While similar ordinances have been upheld in the past, the challenge that Kuvin raised was unique. He contended that the ordinance violated his fundamental First Amendment right of freedom of association by restricting who he could visit in the City with his Ford F150 and who could visit him at his rented house in Coral Gables. The trial court held for the City and Kuvin appealed.

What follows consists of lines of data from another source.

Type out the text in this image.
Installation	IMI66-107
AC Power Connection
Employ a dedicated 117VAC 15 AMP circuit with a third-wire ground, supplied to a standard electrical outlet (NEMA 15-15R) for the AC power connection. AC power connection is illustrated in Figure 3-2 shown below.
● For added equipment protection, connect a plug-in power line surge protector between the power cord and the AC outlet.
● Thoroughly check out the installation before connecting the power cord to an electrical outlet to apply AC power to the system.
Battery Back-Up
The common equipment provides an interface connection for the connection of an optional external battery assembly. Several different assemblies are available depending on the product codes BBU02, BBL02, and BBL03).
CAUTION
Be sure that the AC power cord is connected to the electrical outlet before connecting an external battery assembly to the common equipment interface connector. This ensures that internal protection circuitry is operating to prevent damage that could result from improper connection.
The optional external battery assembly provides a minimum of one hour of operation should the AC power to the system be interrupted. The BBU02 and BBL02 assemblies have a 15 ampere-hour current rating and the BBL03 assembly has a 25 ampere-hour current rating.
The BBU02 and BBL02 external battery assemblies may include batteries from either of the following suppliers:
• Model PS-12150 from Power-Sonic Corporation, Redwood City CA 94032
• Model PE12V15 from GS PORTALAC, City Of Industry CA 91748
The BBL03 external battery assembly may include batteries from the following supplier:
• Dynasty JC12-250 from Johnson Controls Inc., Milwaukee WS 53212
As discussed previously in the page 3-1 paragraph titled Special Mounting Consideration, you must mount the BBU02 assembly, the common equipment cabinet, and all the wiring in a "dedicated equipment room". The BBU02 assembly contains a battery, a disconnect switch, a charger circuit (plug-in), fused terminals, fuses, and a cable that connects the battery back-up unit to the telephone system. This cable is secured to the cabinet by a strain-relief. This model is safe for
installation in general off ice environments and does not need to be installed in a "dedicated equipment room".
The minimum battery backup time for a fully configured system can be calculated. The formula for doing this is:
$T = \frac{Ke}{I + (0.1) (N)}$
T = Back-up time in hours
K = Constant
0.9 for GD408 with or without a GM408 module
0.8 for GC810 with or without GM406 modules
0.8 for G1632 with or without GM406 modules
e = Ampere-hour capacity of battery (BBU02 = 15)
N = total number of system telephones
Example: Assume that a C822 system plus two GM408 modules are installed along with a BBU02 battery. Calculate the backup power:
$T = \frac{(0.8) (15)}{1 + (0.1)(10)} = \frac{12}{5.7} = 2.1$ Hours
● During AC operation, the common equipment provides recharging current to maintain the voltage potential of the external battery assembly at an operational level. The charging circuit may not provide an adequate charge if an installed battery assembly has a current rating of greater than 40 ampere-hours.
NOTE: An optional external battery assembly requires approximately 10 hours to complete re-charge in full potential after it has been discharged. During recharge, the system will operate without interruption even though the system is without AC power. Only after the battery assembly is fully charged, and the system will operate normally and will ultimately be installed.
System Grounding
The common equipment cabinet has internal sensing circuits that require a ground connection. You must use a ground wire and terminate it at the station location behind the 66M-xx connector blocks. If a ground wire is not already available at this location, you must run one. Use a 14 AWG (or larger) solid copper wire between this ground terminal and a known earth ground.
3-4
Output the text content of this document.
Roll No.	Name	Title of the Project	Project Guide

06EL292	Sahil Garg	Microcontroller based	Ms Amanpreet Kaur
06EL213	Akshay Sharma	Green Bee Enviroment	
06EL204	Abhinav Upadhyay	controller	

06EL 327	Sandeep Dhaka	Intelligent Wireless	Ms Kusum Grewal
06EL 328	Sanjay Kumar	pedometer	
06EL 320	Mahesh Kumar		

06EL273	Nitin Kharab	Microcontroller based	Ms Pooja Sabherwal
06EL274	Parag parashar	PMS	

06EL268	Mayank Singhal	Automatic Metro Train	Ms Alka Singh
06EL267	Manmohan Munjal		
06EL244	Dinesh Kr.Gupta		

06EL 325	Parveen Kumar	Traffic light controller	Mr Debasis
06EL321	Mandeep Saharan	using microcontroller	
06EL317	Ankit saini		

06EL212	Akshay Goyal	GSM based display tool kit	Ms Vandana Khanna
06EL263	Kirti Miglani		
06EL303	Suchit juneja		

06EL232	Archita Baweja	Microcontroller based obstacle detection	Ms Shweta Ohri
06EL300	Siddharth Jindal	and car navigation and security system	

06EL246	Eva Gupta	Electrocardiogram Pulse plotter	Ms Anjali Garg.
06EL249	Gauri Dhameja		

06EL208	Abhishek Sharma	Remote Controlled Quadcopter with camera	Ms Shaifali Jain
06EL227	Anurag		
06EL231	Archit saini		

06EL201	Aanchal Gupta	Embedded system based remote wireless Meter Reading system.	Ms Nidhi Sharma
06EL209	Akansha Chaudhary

A three-judge panel of the Third District Court of Appeal overturned the judgment, but upon rehearing before the entire Third DCA, the Court upheld the trial court and the validity of the ordinance. In short, the Court found that the ordinance did not restrict Kuvin’s right of association, only the location of where he could park his vehicle. Kuvin was not prohibited from driving his pick-up in the City, “he simply must garage the vehicle at night.” The fact that Kuvin’s rented house did not have a garage brought no sympathy from the Court — Kuvin rented the house after the ordinance was adopted and, therefore, had notice of the parking prohibition.